The wan features which had shocked me at first meeting, the heavy
step which told of age and hard travel, the grey beard and bowed
shoulders, belied the man. Underneath that well-worn exterior
lay an endless fund of high spirits and inexhaustible humour;
that rugged frame of his enclosed a young and most exuberant soul.
Every day I heard innumerable jokes and pleasant anecdotes;
interesting hunting stories, in which his friends Oswell, Webb,
Vardon, and Gorden Cumming were almost always the chief actors.

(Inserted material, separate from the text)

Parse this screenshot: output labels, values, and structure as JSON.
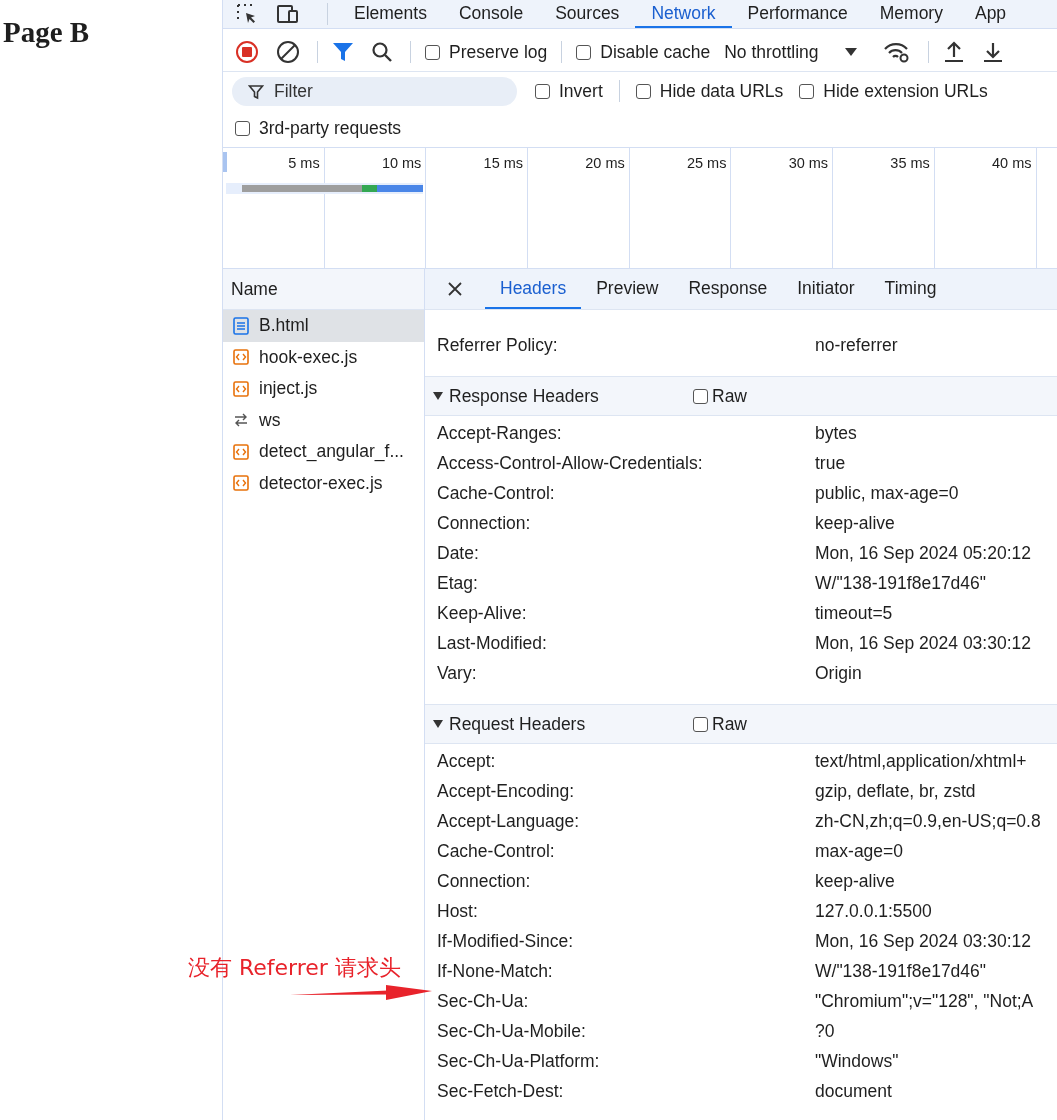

I was not sure, at first, but this joviality, humour, and
abundant animal spirits were the result of a joyous hysteria;
but as I found they continued while I was with him, I am obliged
to think them natural.
Another thing which specially attracted my attention was his
wonderfully retentive memory. If we remember the many years he
has spent in Africa, deprived of books, we may well think it an
uncommon memory that can recite whole poems from Byron, Burns,
Tennyson, Longfellow, Whittier, and Lowell. The reason of this
may be found, perhaps, in the fact, that he has lived all his
life almost, we may say, within himself. Zimmerman, a great
student of human nature, says on this subject "The unencumbered
mind recalls all that it has read, all that pleased the eye,
and delighted the ear; and reflecting on every idea which
either observation, or experience, or discourse has produced,
gains new information by every reflection. The intellect
contemplates all the former scenes of life; views by
anticipation those that are yet to come; and blends all ideas
of past and future in the actual enjoyment of the present
moment." He has lived in a world which revolved inwardly,
out of which he seldom awoke except to attend to the immediate
practical necessities of himself and people; then relapsed again
into the same happy inner world, which he must have peopled with
his own friends, relations, acquaintances, familiar readings,
ideas, and associations; so that wherever he might be, or by
whatsoever he was surrounded, his own world always possessed
more attractions to his cultured mind than were yielded by
external circumstances.
The study of Dr. Livingstone would not be complete if we did not
take the religious side of his character into consideration. His
religion is not of the theoretical kind, but it is a constant,
earnest, sincere practice. It is neither demonstrative nor loud,
but manifests itself in a quiet, practical way, and is always at
work. It is not aggressive, which sometimes is troublesome, if
not impertinent. In him, religion exhibits its loveliest features;
it governs his conduct not only towards his servants, but towards
the natives, the bigoted Mohammedans, and all who come in contact
with him. Without it, Livingstone, with his ardent temperament,
his enthusiasm, his high spirit and courage, must have become
uncompanionable, and a hard master. Religion has tamed him, and
made him a Christian gentleman: the crude and wilful have been
refined and subdued; religion has made him the most companionable
of men and indulgent of masters - a man whose society is pleasurable.